Zadowolona, pozwoliłam ogierowi na chwilę stępa na zupełnie luźnych wodzach - ogier, czując, że może sobie na to pozwolić, opuścił łeb, niemal dotykając ziemi. Prowadziłam go w stępie, głaszcząc delikatnie po szyi. Nie zbierając wodzy, znów poprosiłam go o wejście na kładkę, co i tym razem nie sprawiło dla Aarona problemu, jednak za tym podejściem, srokacz szedł zdecydowanie wolniej, z nosem tuż nad nią.
Co mogłabym z nim jeszcze zrobić? Byłam zadowolona z treningu, mimo, że nie zrobiliśmy niczego konkretnego i nie chciałam tego wrażenia niszczyć... postanowiłam więc dać mu jak na razie spokój.
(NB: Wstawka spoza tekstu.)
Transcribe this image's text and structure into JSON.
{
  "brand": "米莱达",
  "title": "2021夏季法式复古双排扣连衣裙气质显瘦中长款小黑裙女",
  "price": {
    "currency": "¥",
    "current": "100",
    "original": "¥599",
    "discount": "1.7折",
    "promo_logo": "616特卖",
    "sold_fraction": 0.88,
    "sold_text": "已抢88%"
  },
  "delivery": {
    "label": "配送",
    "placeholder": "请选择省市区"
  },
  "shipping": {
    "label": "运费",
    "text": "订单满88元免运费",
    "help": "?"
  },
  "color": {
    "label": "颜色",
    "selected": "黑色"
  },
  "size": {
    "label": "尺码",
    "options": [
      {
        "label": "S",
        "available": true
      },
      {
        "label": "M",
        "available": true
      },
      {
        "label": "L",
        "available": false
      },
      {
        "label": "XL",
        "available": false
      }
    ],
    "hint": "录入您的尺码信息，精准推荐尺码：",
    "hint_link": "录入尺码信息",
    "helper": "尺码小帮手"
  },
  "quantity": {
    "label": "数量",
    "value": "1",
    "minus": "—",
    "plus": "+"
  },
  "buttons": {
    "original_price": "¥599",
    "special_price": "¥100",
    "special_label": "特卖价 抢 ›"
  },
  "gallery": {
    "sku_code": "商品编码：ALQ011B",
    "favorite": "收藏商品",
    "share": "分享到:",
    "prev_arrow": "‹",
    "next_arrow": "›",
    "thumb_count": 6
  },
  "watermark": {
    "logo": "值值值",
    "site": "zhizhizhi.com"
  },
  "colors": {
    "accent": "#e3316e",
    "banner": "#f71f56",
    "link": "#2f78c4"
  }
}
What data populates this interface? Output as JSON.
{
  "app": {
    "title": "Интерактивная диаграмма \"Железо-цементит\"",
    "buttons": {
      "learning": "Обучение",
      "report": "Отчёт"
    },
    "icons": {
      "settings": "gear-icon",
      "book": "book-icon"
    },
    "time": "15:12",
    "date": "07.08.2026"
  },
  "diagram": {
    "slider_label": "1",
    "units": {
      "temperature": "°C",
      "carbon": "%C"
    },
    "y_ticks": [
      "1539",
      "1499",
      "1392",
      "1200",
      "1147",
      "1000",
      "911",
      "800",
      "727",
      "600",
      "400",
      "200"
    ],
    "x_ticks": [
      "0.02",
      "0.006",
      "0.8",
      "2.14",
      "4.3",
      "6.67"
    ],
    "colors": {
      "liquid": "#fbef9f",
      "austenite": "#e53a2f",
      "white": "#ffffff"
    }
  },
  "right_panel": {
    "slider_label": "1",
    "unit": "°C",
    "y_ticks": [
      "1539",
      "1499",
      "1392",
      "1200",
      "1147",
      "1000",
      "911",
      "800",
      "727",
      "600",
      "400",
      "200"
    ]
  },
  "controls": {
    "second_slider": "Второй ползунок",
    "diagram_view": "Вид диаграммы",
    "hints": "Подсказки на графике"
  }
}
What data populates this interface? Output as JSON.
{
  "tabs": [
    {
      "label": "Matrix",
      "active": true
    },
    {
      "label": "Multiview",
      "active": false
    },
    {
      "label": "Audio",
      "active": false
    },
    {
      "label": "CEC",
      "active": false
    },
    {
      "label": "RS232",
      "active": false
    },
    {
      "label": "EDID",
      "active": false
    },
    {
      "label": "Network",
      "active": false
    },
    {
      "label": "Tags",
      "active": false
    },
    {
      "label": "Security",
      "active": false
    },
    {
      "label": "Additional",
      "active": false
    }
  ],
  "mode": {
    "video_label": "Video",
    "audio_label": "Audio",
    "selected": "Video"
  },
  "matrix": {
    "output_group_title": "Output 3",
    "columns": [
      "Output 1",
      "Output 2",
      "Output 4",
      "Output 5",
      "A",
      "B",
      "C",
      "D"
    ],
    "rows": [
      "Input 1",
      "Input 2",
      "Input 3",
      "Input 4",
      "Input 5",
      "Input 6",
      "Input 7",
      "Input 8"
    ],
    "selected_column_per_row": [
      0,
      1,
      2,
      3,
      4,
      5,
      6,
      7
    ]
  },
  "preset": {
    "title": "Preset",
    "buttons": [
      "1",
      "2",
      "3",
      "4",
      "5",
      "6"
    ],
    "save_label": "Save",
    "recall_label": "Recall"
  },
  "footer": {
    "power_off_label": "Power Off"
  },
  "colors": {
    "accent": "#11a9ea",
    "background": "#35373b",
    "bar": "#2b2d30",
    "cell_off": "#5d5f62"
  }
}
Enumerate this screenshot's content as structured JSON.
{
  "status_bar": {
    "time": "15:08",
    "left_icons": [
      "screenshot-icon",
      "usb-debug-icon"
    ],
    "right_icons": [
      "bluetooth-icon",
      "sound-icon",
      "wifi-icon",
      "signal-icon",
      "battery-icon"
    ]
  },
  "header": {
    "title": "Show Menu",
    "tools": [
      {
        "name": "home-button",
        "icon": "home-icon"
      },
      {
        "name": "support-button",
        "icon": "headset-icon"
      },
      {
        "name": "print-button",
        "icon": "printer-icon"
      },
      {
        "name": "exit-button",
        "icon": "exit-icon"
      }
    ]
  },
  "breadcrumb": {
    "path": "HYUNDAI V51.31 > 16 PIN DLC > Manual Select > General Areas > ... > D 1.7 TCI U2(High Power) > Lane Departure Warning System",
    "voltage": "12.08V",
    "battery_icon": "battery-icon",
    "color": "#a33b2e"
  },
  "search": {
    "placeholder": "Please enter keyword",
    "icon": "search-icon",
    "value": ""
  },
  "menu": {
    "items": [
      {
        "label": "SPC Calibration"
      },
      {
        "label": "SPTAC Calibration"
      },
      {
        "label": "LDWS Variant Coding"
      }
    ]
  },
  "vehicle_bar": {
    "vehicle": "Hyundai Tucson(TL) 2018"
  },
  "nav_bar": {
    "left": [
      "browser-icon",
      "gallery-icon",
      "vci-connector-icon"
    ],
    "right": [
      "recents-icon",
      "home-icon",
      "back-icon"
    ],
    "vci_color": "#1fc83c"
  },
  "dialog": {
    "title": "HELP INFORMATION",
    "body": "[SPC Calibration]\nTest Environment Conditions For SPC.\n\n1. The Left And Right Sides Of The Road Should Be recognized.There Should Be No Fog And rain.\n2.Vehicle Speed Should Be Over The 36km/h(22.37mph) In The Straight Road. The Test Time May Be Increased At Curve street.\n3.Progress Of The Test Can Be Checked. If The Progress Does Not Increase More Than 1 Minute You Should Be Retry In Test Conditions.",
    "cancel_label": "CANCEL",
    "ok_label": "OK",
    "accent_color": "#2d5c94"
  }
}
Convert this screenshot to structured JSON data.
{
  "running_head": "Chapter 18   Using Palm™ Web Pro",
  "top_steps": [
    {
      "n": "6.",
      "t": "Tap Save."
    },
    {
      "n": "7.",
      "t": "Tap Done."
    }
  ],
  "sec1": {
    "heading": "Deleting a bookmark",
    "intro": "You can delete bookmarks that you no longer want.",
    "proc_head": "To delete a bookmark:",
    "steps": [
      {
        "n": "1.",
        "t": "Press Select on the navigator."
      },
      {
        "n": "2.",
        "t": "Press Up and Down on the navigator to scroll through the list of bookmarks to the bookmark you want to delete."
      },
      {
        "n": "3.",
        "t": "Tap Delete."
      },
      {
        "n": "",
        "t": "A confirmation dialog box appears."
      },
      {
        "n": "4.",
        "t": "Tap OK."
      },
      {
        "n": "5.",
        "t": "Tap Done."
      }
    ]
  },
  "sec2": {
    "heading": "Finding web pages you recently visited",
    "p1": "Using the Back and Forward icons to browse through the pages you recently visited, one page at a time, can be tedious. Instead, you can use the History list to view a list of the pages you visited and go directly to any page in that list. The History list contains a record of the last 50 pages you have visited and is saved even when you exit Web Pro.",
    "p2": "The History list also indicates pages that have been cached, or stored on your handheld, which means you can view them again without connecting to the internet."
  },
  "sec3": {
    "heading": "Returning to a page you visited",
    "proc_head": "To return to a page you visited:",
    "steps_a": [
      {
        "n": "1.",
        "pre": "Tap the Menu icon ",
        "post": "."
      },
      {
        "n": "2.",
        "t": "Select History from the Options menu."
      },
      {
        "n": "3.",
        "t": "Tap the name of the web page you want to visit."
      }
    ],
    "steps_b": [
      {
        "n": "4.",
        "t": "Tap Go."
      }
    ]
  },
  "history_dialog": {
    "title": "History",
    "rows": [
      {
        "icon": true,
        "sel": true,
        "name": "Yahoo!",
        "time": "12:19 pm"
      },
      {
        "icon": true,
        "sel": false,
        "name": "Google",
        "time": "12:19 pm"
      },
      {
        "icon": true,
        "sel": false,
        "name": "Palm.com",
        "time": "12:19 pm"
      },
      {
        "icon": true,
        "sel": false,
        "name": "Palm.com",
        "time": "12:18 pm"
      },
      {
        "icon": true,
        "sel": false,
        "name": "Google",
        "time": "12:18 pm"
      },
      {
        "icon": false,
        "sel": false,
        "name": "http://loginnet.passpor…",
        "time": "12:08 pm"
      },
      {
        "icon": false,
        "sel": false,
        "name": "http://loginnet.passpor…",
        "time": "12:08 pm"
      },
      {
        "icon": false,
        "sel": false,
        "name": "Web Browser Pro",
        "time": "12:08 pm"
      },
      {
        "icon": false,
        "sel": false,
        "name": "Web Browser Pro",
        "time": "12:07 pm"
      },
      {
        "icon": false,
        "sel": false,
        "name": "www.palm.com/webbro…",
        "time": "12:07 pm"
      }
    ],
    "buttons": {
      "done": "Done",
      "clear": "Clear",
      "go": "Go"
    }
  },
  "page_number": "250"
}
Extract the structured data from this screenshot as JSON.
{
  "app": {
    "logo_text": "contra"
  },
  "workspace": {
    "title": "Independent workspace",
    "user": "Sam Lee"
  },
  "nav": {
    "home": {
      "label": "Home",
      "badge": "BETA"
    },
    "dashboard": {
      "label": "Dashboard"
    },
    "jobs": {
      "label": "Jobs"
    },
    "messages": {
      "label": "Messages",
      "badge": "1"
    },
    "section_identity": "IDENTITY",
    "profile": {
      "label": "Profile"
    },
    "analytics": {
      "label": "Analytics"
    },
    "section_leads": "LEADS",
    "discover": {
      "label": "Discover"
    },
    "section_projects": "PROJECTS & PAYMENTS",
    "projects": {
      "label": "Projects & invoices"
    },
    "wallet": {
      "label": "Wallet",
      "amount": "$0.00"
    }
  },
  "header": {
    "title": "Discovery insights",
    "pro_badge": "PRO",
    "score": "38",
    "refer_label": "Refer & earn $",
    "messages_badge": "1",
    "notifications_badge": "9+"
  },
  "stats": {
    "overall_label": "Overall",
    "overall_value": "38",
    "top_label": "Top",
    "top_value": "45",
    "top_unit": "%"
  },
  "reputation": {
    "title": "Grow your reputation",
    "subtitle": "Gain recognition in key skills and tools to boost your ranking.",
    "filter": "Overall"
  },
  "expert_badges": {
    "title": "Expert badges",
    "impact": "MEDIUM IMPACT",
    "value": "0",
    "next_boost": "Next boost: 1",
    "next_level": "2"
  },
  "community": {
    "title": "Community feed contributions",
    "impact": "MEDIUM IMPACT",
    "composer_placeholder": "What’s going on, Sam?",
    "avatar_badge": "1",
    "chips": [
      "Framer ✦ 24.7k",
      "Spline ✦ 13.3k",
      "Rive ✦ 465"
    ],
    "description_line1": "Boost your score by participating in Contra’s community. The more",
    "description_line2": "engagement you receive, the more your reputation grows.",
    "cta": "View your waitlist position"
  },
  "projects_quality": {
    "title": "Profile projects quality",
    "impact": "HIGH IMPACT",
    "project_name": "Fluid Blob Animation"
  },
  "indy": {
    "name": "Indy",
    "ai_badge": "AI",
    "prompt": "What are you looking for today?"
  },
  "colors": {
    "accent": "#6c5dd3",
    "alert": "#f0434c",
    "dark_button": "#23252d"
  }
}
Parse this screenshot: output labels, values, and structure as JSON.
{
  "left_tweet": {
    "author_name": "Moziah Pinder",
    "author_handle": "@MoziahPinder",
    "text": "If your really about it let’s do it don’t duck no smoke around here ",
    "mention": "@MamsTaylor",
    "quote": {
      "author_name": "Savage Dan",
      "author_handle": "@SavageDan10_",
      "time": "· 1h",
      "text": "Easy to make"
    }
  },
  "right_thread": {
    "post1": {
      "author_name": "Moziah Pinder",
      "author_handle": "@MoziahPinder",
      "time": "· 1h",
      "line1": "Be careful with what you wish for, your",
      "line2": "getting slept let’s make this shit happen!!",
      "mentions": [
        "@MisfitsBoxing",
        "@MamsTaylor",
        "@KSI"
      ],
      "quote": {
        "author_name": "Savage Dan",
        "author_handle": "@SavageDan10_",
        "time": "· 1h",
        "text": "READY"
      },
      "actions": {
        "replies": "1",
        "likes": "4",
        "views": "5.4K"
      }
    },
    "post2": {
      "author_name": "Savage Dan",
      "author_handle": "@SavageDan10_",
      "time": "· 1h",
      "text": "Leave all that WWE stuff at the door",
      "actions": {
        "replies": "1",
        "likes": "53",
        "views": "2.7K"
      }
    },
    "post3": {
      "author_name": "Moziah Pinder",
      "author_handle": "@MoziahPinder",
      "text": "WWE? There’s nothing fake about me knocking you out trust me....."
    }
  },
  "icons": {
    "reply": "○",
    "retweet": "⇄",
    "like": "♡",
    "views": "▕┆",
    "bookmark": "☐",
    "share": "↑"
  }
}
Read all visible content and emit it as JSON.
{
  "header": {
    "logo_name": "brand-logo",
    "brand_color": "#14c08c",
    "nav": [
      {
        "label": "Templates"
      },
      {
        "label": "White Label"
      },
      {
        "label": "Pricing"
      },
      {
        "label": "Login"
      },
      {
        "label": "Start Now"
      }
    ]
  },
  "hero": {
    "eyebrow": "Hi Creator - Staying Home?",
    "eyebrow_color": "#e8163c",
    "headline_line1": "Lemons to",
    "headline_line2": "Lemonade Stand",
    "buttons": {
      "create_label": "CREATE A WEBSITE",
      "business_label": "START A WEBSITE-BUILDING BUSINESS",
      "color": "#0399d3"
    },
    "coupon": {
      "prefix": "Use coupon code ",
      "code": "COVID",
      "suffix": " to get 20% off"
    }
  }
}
Po kilku kolejnych minutach w stępie nie zsiadając z Aarona ruszyłam pod stajnie.
Gdy znaleźliśmy się w boksie i ogier został rozsiodłany, zabrałam się za jego grzywę - rozplatanie jej, czesanie i zaplatanie sprawiło, że szybko zaczęły boleć mnie palce, jednak byłam jak najbardziej zadowolona z efektu końcowego: Aaron znów wyglądał porządnie!
- No, cudaku, to co, na pastwisko? - spytałam, widząc, że ogier znów zaczął przysypiać, zaś jego wcześniej nieco spocony grzbiet zdążył już wyschnąć.
Oczywiście, nie odpowiedział, jednak nie zwracając na to uwagi, ruszyłam do siodlarni po jakiś uwiąz.